C’était le dernier des géants. Avec sa voix de crooner, ses lunettes noires indévissables et son amour pour l’Amérique, Eddy Mitchell semblait immortel. Il était le “Schmoll”, le frère d’armes de Johnny, la figure rassurante d’un rock à la française élégant et gouailleur. Mais le rideau est tombé. La nouvelle, brutale, a saisi la France un matin de novembre 2025 : Claude Moine, alias Eddy Mitchell, s’est éteint dans sa maison de Saint-Tropez, loin du bruit, loin de la fureur, exactement comme il l’avait souhaité.

Pourtant, derrière cette sortie de scène discrète, presque cinématographique, se cache une histoire bien plus poignante. Celle d’un homme qui a lutté en silence contre la maladie, et surtout, celle d’un père qui a laissé derrière lui un testament émotionnel d’une puissance rare, découvert par sa fille Maryline quelques jours après le drame.

Le Combat Silencieux du “Dernier Cowboy”

“Il voulait qu’on se souvienne de lui en musique, pas en silence”, a confié Maryline, les yeux noyés de larmes, face aux caméras venues assiéger la villa familiale. Ce que le public ignorait, c’est qu’Eddy se battait depuis des mois. Fidèle à sa pudeur légendaire, il avait caché la gravité de son état à presque tout le monde. “Je suis un peu fatigué”, disait-il aux techniciens du studio de Boulogne-Billancourt où il enregistrait encore obstinément ses dernières maquettes.

En réalité, il préparait sa sortie. Il refusait l’hôpital, refusait la pitié. Il voulait partir “sur un fondu au noir”, chez lui, entouré de ses disques et de Muriel, sa femme depuis 45 ans, son ancre dans la tempête du show-business.
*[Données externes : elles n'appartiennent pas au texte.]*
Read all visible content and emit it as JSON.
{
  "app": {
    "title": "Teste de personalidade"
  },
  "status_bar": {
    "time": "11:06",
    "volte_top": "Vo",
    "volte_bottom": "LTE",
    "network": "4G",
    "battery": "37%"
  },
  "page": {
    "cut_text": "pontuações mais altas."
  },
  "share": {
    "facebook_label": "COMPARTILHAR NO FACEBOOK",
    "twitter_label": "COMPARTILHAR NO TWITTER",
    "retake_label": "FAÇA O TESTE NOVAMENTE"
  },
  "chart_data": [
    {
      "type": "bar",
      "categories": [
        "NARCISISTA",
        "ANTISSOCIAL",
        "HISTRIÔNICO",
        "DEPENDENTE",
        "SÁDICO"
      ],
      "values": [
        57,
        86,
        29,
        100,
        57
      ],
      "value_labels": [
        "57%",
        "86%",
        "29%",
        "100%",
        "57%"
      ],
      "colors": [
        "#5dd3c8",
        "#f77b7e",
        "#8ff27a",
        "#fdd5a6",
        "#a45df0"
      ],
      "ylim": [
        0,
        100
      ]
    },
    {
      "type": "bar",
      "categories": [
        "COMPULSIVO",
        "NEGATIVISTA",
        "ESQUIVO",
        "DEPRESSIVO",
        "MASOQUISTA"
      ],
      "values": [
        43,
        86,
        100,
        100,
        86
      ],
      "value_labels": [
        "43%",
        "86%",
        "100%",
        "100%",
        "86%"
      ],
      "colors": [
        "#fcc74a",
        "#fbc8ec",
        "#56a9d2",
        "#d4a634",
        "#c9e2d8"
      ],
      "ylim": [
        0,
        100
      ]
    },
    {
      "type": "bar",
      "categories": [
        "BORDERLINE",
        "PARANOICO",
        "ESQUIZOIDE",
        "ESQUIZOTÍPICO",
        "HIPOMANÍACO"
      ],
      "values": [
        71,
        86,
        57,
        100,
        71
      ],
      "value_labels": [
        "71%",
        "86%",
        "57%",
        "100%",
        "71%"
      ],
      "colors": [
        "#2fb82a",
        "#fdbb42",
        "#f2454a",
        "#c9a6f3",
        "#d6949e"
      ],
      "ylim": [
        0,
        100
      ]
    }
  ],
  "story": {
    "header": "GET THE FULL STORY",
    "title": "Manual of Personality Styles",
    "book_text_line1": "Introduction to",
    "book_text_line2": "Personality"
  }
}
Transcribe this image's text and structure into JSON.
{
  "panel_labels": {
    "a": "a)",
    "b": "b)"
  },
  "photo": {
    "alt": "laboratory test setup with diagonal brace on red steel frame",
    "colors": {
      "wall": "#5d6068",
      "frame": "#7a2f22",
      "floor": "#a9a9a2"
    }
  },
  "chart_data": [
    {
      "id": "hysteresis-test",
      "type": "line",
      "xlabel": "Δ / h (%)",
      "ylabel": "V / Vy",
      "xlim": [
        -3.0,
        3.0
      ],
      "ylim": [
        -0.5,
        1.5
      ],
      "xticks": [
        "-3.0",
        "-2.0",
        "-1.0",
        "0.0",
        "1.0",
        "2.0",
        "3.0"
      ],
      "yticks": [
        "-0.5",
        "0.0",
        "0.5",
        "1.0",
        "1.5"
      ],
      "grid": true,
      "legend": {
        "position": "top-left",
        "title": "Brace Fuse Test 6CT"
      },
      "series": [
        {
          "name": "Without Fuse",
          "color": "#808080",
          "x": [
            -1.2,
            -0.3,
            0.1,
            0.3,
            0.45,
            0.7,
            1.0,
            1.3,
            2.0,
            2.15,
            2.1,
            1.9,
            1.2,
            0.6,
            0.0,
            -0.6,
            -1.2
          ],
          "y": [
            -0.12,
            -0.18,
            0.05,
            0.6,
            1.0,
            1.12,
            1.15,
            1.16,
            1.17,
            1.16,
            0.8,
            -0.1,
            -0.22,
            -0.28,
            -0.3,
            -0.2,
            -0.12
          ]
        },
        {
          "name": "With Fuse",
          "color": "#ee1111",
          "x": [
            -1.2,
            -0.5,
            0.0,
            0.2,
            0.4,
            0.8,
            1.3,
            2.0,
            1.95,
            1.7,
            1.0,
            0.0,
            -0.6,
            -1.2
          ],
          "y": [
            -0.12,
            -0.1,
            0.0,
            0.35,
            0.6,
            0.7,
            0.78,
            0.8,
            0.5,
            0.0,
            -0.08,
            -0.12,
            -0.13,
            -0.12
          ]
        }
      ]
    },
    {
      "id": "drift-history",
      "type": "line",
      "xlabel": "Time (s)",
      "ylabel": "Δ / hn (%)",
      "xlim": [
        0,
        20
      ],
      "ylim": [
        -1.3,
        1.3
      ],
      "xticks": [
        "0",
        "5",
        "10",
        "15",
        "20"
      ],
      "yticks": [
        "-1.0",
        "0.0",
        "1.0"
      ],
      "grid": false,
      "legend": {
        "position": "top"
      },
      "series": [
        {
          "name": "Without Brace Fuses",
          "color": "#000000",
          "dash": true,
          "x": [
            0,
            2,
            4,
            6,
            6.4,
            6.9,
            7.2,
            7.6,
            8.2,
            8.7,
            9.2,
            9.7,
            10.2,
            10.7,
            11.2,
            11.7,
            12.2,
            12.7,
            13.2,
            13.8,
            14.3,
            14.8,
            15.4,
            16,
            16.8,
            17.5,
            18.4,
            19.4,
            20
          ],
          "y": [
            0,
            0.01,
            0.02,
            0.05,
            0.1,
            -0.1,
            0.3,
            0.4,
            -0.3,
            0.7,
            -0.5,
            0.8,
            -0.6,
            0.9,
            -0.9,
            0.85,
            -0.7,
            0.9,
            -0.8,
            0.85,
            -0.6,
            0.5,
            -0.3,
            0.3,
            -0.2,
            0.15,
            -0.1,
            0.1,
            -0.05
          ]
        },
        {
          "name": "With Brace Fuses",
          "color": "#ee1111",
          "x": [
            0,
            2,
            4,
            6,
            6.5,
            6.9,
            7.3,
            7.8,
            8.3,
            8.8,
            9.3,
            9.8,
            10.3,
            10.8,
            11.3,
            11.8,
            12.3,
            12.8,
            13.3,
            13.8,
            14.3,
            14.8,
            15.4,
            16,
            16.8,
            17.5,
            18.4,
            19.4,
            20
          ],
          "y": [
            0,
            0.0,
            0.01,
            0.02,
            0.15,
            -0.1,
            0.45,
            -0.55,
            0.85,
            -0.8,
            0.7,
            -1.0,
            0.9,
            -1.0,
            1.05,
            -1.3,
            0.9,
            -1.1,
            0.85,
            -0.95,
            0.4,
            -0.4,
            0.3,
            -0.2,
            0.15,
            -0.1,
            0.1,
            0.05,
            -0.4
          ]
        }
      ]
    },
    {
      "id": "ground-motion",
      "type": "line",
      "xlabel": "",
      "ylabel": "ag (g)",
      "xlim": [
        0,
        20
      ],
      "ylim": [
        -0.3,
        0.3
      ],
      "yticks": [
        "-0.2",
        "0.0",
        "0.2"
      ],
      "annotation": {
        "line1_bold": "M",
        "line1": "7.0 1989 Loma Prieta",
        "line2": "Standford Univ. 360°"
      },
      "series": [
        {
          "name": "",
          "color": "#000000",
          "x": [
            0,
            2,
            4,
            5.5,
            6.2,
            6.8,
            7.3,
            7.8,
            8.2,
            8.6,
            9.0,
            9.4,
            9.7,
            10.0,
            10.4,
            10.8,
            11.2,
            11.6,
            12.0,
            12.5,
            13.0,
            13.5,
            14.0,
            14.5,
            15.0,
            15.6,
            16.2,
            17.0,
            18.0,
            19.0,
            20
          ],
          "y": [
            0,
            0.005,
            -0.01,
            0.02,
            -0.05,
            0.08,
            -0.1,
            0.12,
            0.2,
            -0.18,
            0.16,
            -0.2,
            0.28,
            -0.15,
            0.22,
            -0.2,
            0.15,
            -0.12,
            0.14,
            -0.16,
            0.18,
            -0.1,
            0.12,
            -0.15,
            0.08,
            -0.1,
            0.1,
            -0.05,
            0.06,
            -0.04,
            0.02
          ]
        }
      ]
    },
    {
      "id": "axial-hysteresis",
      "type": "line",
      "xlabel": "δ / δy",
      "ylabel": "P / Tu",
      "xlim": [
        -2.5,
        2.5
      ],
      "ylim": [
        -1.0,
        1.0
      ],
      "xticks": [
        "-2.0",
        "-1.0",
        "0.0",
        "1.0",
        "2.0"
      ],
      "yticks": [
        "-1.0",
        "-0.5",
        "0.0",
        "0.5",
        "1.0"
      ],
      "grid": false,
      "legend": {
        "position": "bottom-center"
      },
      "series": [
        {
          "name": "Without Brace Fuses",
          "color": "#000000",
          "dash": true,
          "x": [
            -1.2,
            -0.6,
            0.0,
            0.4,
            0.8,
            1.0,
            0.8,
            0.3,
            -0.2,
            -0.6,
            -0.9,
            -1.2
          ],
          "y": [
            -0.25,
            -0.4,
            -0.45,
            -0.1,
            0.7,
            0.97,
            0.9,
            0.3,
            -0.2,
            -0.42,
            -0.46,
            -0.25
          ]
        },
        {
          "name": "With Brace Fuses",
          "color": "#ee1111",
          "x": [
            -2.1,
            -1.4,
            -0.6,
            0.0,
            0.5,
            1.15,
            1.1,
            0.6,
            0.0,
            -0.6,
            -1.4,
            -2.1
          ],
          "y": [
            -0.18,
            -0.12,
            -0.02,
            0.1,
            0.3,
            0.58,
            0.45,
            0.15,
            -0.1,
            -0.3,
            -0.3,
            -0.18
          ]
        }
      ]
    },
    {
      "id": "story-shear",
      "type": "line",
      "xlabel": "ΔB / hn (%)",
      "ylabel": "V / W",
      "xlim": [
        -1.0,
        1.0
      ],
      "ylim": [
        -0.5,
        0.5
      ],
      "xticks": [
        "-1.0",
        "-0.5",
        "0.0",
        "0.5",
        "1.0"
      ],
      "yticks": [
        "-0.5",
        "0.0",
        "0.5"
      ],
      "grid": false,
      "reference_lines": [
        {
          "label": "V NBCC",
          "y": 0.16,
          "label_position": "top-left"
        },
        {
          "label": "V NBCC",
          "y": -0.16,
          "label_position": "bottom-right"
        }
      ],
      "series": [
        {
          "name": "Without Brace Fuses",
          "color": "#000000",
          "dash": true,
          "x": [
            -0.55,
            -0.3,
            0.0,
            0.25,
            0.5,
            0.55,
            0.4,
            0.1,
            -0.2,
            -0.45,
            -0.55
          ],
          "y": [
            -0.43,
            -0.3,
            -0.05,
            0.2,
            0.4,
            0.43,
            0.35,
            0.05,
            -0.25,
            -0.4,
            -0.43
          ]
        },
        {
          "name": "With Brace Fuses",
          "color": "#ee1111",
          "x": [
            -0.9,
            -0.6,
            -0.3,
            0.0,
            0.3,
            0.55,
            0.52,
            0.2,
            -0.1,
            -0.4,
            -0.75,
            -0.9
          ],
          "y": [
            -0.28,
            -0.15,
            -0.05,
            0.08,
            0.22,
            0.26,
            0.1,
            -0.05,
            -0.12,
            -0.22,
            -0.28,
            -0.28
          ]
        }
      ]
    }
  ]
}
Jusqu’au dernier souffle, il est resté ce “Monsieur Eddy” digne et fier, écoutant, dit-on, son tout premier succès Daniela avant de fermer les yeux pour la dernière fois.

L’Ombre de Johnny et la Solitude de la Gloire

La disparition de Johnny Hallyday en 2017 avait brisé quelque chose en lui. “Une partie de moi est partie avec lui”, avait-il avoué. Depuis, la scène n’avait plus la même saveur. Il chantait pour son “frangin”, mais le cœur était lourd. À Saint-Tropez, il passait de longues soirées à écouter de vieux vinyles de Chuck Berry, le regard perdu.

Cette solitude, c’était le prix de la gloire. Une gloire qui l’a souvent éloigné des siens. C’est ce regret immense qui allait resurgir de la manière la plus inattendue.

La Lettre dans le Vinyle : La Confession Posthume

Quelques jours après les obsèques, alors que la maison était plongée dans le silence du deuil, Maryline a cherché un disque pour apaiser l’atmosphère. Elle a choisi un album de Johnny. À l’intérieur de la pochette, un papier plié, jauni, griffonné d’une écriture tremblante.

Eddy Mitchell : "Je sais que c'est dans les tuyaux, mais je ne suis pas  retraité !" | France Inter

C’était une lettre d’Eddy. Une lettre écrite de sa main, sans doute quelques semaines plus tôt, alors qu’il sentait la fin approcher. Les mots qu’elle contenait ont fait l’effet d’une bombe émotionnelle pour sa famille :

“Je n’ai jamais su dire les choses, alors je les chante… Ne m’en veux pas d’avoir vécu pour la musique, elle m’a sauvé autant qu’elle m’a détruit. Je vous ai tous aimés, mais pas comme il fallait. Pardonne-moi.”

Pour la première fois, l’homme qui cachait ses yeux derrière des verres fumés mettait son cœur à nu. Il avouait sa culpabilité de père absent, “marié à la musique pas à la vie”, et demandait pardon.

Un Héritage de Vérité

Muriel, bouleversée, a pris la décision courageuse de rendre ces mots publics. Pour que l’on sache qu’Eddy Mitchell n’était pas qu’une statue de cire ou une voix de radio. Il était un homme vulnérable, hanté par la peur de l’oubli et par ses propres manquements.

Aujourd’hui, la villa de Saint-Tropez est devenue un lieu de pèlerinage discret. Le bureau d’Eddy est resté intact, avec la lettre encadrée comme un rappel éternel que l’amour finit toujours par trouver son chemin, même trop tard. Eddy Mitchell a tiré sa révérence, mais il a réussi sa sortie : en laissant à ceux qui restent non seulement des mélodies inoubliables, mais la vérité nue d’un homme qui a aimé jusqu’au bout.